Influenza Virus

There are four sorts of influenza viruses: A, B, C and D. Human influenza A and B viruses cause seasonal epidemics of disease (known because the flu season) almost every winter within the us . Influenza A viruses are the sole influenza viruses known to cause flu pandemics, i.e., global epidemics of flu disease. an epidemic can occur when a replacement and really different influenza an epidemic emerges that both infects people and has the power to spread efficiently between people. Influenza type C infections generally cause mild illness and aren't thought to cause human flu epidemics.

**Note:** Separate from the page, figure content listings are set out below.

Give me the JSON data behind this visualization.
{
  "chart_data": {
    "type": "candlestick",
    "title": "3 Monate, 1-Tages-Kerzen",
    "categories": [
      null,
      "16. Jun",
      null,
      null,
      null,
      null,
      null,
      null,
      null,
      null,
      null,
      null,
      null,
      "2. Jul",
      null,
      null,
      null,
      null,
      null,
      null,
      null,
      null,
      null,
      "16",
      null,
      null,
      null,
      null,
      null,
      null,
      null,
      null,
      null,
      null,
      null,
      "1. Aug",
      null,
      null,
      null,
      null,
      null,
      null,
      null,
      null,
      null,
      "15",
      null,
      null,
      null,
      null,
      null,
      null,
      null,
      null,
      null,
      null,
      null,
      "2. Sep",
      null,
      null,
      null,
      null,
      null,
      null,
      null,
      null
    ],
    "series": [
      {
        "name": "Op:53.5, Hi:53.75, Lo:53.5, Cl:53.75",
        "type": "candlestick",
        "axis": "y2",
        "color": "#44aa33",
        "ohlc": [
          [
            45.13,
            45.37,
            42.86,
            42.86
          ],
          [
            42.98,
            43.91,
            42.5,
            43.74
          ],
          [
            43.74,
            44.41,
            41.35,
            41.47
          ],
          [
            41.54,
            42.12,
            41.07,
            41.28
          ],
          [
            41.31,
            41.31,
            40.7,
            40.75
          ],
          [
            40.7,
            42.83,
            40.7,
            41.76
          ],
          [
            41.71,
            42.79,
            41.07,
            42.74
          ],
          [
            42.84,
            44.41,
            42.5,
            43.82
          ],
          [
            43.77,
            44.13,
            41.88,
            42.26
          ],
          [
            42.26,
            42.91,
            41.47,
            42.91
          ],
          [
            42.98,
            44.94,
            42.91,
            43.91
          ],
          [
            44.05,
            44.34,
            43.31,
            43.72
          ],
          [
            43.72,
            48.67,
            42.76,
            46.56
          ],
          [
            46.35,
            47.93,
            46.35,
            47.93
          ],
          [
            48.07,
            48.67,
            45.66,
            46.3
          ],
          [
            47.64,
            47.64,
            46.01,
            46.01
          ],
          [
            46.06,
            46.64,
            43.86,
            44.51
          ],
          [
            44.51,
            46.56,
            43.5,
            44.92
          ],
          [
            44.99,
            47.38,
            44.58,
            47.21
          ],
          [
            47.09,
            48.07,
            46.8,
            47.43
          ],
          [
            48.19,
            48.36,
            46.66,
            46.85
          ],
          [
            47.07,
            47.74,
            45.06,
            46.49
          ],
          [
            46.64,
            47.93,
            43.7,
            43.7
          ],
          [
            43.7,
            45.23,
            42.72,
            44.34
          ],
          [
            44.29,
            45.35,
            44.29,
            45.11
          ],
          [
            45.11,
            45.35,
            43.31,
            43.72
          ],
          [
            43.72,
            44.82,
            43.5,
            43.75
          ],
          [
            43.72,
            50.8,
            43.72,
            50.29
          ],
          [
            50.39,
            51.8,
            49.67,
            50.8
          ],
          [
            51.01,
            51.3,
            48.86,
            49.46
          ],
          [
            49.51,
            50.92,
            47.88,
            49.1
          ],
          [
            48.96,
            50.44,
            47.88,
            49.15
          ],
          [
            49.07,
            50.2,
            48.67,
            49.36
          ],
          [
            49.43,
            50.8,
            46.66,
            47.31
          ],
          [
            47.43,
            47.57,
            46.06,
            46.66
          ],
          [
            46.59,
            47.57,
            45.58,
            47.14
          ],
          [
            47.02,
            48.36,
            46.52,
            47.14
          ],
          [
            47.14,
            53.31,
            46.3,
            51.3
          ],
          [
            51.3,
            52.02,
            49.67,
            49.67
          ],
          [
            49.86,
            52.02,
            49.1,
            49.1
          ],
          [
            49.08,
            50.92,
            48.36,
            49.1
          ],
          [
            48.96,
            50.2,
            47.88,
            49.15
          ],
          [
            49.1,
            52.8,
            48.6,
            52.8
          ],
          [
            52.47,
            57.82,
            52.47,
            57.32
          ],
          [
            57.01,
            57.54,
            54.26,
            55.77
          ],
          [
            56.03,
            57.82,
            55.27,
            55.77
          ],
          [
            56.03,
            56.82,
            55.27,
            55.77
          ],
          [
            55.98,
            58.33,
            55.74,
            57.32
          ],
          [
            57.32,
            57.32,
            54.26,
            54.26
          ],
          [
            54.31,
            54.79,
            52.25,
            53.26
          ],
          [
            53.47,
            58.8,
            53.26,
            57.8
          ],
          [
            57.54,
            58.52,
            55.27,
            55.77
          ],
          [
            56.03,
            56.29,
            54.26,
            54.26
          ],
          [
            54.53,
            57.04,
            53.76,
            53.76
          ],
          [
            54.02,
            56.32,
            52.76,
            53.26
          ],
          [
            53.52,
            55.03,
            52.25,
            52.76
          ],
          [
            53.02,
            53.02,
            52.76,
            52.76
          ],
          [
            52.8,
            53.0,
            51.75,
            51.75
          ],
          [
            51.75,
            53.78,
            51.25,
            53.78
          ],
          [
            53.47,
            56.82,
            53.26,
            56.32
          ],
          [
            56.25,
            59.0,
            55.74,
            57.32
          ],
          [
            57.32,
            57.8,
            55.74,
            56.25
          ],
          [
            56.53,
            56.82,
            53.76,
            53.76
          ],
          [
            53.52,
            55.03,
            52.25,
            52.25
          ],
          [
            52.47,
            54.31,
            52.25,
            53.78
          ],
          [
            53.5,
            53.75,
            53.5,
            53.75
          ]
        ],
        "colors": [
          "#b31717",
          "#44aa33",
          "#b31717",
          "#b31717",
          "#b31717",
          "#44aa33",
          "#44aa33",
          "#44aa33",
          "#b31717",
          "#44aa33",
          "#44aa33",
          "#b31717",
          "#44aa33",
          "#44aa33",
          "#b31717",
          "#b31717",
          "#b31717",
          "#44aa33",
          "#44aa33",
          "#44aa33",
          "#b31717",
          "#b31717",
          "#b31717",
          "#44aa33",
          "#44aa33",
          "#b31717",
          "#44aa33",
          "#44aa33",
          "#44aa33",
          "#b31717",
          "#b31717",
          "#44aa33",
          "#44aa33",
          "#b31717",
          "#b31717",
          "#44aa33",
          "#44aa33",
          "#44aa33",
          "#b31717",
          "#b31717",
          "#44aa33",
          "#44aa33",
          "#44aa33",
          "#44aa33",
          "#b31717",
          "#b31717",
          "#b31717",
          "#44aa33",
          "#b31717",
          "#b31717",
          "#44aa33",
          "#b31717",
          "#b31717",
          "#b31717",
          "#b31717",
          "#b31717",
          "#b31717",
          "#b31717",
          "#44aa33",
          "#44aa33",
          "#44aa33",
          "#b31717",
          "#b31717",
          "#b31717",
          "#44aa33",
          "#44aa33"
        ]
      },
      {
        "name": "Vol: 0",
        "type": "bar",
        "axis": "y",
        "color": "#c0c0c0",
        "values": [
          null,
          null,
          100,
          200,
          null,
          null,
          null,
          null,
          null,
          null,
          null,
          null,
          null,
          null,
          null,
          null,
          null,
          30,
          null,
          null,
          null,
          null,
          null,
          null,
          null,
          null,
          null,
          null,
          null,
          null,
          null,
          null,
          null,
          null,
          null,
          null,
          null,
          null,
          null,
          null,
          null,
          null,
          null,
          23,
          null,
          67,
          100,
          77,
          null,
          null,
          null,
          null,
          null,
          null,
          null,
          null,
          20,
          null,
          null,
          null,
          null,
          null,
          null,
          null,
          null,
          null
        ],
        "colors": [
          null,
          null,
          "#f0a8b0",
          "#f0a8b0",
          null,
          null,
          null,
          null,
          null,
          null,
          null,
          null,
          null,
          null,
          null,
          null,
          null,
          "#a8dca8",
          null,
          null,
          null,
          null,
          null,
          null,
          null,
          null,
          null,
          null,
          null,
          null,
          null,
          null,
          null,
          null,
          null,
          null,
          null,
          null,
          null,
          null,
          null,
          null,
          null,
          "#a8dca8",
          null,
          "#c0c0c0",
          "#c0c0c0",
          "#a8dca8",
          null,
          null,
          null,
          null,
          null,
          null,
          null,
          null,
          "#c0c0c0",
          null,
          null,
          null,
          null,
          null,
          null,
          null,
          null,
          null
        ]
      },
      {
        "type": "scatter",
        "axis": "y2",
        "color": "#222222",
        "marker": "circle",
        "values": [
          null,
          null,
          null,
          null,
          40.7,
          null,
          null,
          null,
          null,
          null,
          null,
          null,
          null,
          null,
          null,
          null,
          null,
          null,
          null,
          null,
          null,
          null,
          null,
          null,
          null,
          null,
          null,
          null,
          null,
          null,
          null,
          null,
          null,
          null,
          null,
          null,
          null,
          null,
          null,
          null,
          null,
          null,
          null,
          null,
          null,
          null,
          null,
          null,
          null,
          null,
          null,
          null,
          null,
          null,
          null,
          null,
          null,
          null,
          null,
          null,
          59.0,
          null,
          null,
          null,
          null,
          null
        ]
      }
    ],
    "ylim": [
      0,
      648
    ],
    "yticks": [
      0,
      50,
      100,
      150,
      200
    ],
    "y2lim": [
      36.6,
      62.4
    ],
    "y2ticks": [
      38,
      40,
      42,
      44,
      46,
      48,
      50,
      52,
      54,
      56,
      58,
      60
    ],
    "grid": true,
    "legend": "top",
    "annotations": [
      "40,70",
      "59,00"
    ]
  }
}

Influenza D viruses primarily affect cattle and aren't known to infect or cause illness in people.

Influenza A viruses are divided into subtypes supported two proteins on the surface of the virus: hemagglutinin (H) and neuraminidase (N). There are 18 different hemagglutinin subtypes and 11 different neuraminidase subtypes (H1 through H18 and N1 through N11, respectively). While there are potentially 198 different influenza A subtype combinations, only 131 subtypes are detected in nature. Current subtypes of influenza A viruses that routinely circulate in people include: A(H1N1) and A(H3N2). Influenza A subtypes are often further weakened into different genetic “clades” and “sub-clades.” See the “Influenza Viruses” graphic below for a visible depiction of those classifications.